杜荷一脸懵逼地被他们扶起来,脑瓜子一时间有点转不过来,这算是犯贱吗,非要骂他才有用,不对……他忽然觉得这场景有点熟悉,似乎在哪里见过。
一群人围着杜荷七嘴八舌慰问,杜荷都不知道该答谁的话,脑海里乱糟糟的。
道士走到杜楚客面前,竖手曲指,行了个道家礼,微笑道:“杜公,您看……您侄儿醒了,这钱……”
杜楚客当即便掏出一只钱袋,把整个钱袋都塞入他手中,道:“多亏曹道长了,曹道长虽然年轻,但道行却颇为高深,今日杜某真是大开眼界了。”
“哪里哪里……”道士笑颜之间,手一勾,钱袋便消失不见,再次行礼道,“此间事已毕,贫道这便告辞了,愿杜少郎安康。”
“杜某送送你。”
“使不得使不得,杜公留步……”道士受宠若惊,客套了一番,转身离开,步伐轻快,快得跟逃跑似的。
杜荷坐在木铺上,揉着脑袋使劲想,想了许久终于想起来了,这不是他书里的情节吗!纨绔恶少杜荷被神棍惩治的那个章节。
眼前的这位杜荷已经不是原来的杜荷了,这个杜荷是二十一世纪的一个网络作家,著有多本历史频道的网络小说,最近他写了一本以唐朝为背景的小说,方才的场景,居然与他书中的情节一模一样。
杜荷身子有了力气,起身下了木板,转身四顾,望着偌大的唐朝庭院,回忆书中的内容,难以置信:“这里是莱国公府?”
“对对对,莱国公府,咱们家。”瘦仆役跟在他身侧,一叠声地点头应着。
杜荷转头望着瘦仆役,道:“瘦得更猴儿似的,你是王大年。

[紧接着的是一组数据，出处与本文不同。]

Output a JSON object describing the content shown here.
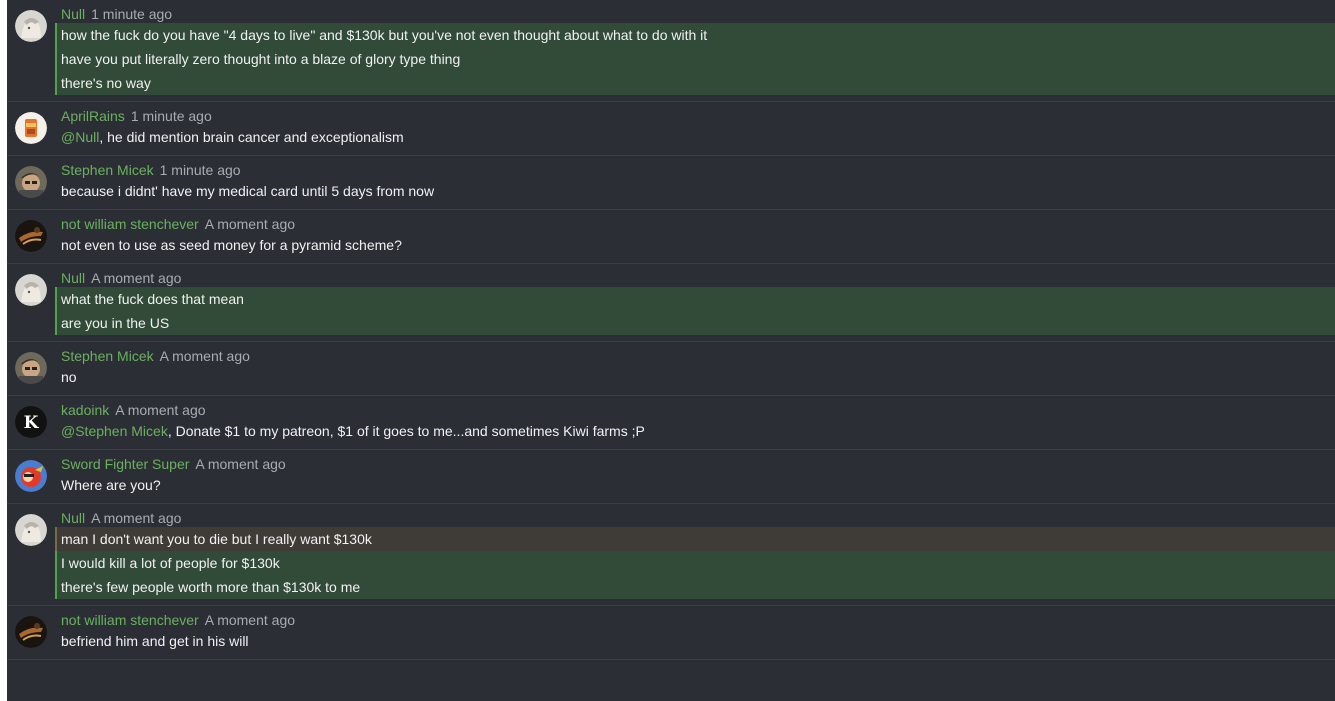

”
“对对对,少郎您都好些年没唤过我的名了。”
“那我是……大唐名相杜如晦的二儿子……杜荷?”
众人一听这话,顿时纷纷开心地笑起来,交头接耳道:“看来确是少郎君无疑了。”
刚才杜荷直呼了他父亲的名讳,在古代,直呼父亲名讳是为不孝之举,但杜荷从来就不是什么孝子,而是出了名的纨绔恶少,直呼父亲名讳对他来说属于基本操作。所以仆役们一听到杜荷直呼杜如晦名讳,就确定杜荷没事了。
这时,杜楚客走到杜荷面前,满面担忧地问:“荷儿,感觉如何?若身上还有何处不妥,可定要告诉二叔。”
杜荷看了杜楚客一眼,眉目端正,面庞棱角分明,再听他自称二叔,立刻便认出了他的身份,淡然一笑,道:“多谢二叔了,我现在感觉很好。”
“那就好。”杜楚客闻言越发放心,点了点头,叹道,“这次你可把我吓坏了,昨日你游船落水,救上来后都断气了,回到家后又有了气,可是怎么都不醒,太医来瞧了都说让咱们给你准备后事,亏得曹道长法力高深……”
“曹道长?方才那个道士?”杜荷打断了他的话,问道,“他全名是不是叫曹小金?”
杜楚客点头:“正是这位曹道长,没想到他年纪不大,道行却十分了得,这次亏得他救了你啊。”
“呵呵……”杜荷呵呵一笑,不置可否,他自己写的角色,他比谁都了解,那就是个招摇撞骗的江湖神棍而已,可别小看这个神棍,在他的书中,曹小金可是一个很重要的配角。
杜楚客见杜荷浑身都是狗血,腥味扑鼻,转身叫来一个四十来岁的中年人,道:“杜洪,去备温水新衣,让少郎沐浴,记住,水别太热,温水即可,水若是太热,狗血会洗不掉的。”
“喏——”杜洪双手在胸前交叉,左手在外、右手在内,左手握住右手大拇指及手掌根部,右手五指舒展伸直,行了一个“叉手礼”,喊上几个仆役和婢女,去准备热水去了。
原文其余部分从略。